My first steak since last year.

Four weeks of steadfast and dedicated plant-eating came to an end today – it wasn’t exactly what I dreamed of.

Today is the first day after a month of no meat, dairy or eggs, only things that come out of the ground. Whenever hungry in January, I was always hit with a blood-lust for steak and for those hours of hunger I pined for a tranche of cow on a plate.

I thought it fitting that I satisfy those past cravings in the most ridiculous way – a steak for breakfast.


Bleary-eyed and half-asleep, I threw on an unironed shirt, lumbered upstairs and I took the 200 gram sirloin steak out of the fridge. Into the blazing pan it went. I just wanted to taste the unadulterated meat. I could’ve gone on and cooked it like Jamie Oliver or Gordon Ramsay, but that has plenty of garlic, butter and rosemary. I wanted to taste the steak for what it was.


So, I awkwardly set up the camera. I put the timer on and placed the camera on a box on the bench. Ran over, took a bite, then did that over and over again.

The first mouthful was intense. It was rare and bloody, as I’ve always like it. The deep, irony taste of the meat hit my tongue and I could feel the fibres breaking down as I chewed. Boy, did I chew; pulses and legumes don’t have that texture. But I wasn’t overwhelmed nor was I brought to tears by what I’d been missing.

Should I have curled up in the fetal position in glee or in shame? The best part was, by far, the fat. But even that didn’t trigger my meaty rebirth.

My stomach is a little upset, my jaw is reeling from being properly used once more, and I think I’m a little upset at myself for not finding it the most amazing meal this year.

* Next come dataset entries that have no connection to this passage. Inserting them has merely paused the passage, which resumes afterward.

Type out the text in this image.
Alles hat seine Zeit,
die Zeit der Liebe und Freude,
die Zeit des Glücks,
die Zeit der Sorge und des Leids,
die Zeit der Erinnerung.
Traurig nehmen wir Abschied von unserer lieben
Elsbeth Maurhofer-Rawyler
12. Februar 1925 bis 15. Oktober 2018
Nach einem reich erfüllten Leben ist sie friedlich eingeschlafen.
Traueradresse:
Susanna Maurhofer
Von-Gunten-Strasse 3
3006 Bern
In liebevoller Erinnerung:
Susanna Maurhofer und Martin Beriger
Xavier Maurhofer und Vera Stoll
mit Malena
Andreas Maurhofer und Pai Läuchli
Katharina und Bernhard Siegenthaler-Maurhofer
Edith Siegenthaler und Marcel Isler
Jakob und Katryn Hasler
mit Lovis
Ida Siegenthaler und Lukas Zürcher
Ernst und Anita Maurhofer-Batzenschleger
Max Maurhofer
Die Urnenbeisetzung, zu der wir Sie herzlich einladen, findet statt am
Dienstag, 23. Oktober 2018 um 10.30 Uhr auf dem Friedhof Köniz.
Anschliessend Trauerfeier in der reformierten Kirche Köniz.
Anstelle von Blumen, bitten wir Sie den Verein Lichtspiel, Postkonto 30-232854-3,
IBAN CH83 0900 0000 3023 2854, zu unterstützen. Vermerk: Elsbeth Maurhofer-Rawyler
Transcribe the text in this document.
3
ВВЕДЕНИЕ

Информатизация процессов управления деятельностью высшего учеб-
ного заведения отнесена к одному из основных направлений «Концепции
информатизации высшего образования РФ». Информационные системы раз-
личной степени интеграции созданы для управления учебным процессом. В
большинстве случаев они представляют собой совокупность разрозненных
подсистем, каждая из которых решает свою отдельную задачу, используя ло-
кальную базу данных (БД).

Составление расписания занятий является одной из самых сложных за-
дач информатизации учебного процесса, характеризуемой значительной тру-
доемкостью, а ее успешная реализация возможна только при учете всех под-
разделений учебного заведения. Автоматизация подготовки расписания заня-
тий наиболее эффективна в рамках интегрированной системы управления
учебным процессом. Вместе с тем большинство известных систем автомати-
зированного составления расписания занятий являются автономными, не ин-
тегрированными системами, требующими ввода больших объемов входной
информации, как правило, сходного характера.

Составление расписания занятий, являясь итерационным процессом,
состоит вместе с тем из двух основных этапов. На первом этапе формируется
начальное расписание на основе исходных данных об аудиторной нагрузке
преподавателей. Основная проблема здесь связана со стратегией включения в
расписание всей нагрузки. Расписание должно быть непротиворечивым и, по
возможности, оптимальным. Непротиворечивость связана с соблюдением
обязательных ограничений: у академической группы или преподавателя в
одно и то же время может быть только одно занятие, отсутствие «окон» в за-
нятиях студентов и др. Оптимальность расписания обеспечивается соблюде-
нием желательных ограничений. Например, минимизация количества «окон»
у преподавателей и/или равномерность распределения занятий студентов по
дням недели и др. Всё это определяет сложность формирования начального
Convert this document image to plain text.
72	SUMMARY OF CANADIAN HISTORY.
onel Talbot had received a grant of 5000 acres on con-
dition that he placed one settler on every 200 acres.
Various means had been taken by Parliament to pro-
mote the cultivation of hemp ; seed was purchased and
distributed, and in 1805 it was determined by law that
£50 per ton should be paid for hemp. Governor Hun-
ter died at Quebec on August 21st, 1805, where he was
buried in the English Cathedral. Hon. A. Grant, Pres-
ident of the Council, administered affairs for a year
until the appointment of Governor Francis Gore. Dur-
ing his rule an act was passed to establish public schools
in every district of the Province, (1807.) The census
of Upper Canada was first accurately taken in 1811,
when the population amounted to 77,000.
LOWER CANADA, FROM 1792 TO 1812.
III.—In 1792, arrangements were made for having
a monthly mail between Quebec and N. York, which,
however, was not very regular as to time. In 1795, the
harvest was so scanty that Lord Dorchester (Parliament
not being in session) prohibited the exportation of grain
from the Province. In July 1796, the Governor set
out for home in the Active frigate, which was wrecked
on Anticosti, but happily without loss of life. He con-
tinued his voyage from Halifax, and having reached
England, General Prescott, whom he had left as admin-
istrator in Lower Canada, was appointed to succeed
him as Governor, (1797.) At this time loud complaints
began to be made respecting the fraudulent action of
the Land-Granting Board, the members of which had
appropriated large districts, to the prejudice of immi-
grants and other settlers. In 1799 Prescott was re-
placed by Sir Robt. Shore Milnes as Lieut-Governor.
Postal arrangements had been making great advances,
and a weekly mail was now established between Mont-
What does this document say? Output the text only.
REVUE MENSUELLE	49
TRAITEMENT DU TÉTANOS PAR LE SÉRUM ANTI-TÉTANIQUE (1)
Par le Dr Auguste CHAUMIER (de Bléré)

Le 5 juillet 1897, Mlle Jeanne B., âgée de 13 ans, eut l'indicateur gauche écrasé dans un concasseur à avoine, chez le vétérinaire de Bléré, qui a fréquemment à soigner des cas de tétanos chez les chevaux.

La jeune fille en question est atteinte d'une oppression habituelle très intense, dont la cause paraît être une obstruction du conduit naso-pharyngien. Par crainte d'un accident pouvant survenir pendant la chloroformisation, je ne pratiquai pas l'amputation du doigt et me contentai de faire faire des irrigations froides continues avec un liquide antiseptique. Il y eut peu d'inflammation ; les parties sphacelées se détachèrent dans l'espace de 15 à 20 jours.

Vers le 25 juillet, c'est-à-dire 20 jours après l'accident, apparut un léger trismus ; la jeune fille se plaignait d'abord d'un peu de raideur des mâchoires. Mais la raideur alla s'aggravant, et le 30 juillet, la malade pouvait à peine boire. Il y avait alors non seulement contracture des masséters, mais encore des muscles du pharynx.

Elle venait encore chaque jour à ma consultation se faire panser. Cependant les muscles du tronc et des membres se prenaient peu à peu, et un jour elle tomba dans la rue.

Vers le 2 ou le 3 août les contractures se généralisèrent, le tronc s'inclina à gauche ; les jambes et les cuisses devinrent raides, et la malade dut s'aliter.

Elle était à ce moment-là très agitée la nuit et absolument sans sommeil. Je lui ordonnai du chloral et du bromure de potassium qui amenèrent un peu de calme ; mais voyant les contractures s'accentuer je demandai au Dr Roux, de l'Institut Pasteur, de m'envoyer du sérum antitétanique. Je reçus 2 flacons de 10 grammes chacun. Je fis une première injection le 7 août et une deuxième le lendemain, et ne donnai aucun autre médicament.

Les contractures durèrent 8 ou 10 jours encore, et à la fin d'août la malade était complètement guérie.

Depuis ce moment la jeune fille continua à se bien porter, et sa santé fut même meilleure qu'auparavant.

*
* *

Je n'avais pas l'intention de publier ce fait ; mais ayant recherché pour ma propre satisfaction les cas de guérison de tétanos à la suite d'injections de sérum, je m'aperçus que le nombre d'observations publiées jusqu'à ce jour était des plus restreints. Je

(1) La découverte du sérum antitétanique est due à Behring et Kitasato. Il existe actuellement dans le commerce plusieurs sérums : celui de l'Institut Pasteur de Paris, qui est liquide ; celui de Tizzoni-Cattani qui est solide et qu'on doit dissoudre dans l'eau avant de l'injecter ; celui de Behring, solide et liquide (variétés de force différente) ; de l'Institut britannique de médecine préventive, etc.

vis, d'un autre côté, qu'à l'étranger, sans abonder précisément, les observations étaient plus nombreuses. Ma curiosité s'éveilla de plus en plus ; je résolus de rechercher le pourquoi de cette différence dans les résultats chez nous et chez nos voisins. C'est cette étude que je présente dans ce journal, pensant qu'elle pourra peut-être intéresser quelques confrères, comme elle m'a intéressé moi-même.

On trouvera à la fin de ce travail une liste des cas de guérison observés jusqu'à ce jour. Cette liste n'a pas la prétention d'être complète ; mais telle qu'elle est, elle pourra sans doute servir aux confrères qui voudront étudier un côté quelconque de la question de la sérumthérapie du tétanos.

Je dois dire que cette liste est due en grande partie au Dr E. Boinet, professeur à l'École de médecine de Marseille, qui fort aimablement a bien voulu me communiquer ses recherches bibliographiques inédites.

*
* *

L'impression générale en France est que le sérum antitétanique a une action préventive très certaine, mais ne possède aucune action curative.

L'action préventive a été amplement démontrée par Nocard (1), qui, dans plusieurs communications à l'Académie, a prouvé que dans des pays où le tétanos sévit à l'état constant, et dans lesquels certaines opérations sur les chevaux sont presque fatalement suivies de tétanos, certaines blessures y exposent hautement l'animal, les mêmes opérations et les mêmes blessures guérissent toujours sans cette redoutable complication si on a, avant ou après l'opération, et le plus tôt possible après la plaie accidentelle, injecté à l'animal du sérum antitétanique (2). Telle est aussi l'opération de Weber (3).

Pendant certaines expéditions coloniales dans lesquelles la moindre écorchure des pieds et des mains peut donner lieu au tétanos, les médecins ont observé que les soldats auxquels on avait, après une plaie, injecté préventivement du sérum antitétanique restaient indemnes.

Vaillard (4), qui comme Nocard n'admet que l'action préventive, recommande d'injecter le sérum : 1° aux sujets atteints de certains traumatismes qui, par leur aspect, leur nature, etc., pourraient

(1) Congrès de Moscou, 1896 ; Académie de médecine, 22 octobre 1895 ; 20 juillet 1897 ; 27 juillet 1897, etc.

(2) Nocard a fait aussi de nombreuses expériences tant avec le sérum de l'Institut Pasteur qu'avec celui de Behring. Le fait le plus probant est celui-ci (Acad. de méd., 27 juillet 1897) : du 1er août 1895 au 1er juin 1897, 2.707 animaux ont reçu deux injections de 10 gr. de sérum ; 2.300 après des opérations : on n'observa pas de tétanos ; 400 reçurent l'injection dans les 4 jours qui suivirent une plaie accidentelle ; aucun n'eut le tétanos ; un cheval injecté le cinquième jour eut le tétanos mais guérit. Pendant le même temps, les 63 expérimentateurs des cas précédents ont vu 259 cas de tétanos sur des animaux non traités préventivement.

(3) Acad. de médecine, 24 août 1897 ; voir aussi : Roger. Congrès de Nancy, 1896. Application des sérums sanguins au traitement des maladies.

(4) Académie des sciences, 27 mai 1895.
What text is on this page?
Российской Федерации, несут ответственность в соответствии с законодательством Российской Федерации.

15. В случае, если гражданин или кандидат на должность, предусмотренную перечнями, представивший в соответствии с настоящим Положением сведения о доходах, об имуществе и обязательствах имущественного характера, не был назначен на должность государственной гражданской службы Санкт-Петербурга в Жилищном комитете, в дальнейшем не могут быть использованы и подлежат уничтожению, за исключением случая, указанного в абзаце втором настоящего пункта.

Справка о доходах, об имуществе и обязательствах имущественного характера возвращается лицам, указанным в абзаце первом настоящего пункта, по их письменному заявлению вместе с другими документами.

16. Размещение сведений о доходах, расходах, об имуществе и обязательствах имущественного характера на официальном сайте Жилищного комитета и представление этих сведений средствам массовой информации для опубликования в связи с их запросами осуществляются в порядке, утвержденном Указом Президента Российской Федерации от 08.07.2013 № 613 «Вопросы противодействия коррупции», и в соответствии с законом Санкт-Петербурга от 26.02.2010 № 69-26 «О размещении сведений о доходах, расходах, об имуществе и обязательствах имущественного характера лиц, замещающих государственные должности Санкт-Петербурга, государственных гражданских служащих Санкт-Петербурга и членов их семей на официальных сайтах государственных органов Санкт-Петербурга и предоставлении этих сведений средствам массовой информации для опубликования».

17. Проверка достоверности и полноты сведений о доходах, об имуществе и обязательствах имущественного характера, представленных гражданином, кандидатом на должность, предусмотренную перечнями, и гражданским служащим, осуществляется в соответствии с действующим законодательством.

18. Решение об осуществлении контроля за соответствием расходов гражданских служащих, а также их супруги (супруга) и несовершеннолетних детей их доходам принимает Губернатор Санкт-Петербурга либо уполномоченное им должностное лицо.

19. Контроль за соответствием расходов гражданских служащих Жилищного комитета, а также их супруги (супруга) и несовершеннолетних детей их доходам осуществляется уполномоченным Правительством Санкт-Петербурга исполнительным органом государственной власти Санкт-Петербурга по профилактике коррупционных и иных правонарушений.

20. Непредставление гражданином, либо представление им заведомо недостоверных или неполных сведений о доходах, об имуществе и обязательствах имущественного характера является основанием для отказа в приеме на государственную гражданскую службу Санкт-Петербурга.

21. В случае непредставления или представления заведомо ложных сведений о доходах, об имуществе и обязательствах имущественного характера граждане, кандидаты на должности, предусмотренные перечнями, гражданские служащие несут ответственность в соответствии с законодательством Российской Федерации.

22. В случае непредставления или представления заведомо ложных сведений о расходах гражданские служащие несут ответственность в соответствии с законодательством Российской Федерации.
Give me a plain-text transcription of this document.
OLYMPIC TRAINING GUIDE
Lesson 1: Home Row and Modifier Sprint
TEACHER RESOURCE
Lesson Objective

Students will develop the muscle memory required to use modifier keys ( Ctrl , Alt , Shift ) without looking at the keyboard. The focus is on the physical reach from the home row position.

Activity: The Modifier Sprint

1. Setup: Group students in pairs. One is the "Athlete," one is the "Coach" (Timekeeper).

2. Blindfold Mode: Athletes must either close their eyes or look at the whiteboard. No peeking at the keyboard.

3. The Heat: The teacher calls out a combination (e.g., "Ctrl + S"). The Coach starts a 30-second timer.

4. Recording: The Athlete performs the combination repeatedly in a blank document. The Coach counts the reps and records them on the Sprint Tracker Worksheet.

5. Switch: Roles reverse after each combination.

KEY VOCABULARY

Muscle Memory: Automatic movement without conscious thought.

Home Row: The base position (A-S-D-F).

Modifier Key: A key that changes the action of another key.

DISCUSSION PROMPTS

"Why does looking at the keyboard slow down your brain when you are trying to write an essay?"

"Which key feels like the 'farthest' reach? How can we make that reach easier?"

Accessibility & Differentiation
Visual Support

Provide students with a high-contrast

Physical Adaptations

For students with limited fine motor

I must admit that I did fail once, that I know about, absent-mindedly obliging an offer of a piece of chocolate which contained dairy.

Most of the time it’s easy, once you get into a rhythm of eating and shopping. The hardest part will always be socialising and going out to eat. I was lucky that of the times I did go out, most restaurants were obliging in helping me stick to my ways. Cooking for yourself is never a problem, so long as you’re prepared to put in the time.

I was a big boy when I started, I’m a well-padded man still, but I feel a lot healthier and I believe I’ve lost a little weight. In retrospect I should have had my bloods done and weighed myself. While the positive feelings may be nice, the best thing to come out of the whole experience was the fact I realised I need to think about food more.


I cut out almost all processed foods, thanks to the restrictions, and I feel much better for it. By forcing me to look at the list of ingredients, it made me realise I don’t know what the hell I’m putting into my body when I buy something out of a box or in a wrapper.

So, in my own laziness I kept foods from a packet to a minimum because I didn’t want to read the entire supermarket.

I’ve rediscovered the wonderful flavours of kumara, the versatility of tofu and the wonders of black beans. And at one point, I found myself commenting on the beautiful flavour of a roast potato. That must have been a first.

Given this has made me more of a conscious consumer I will be cutting down my meat, dairy and egg, but I won’t be giving it up. I will be looking to go back to the way our grandparents ate – less of the bad stuff, more of the good. They seemed to have got it right.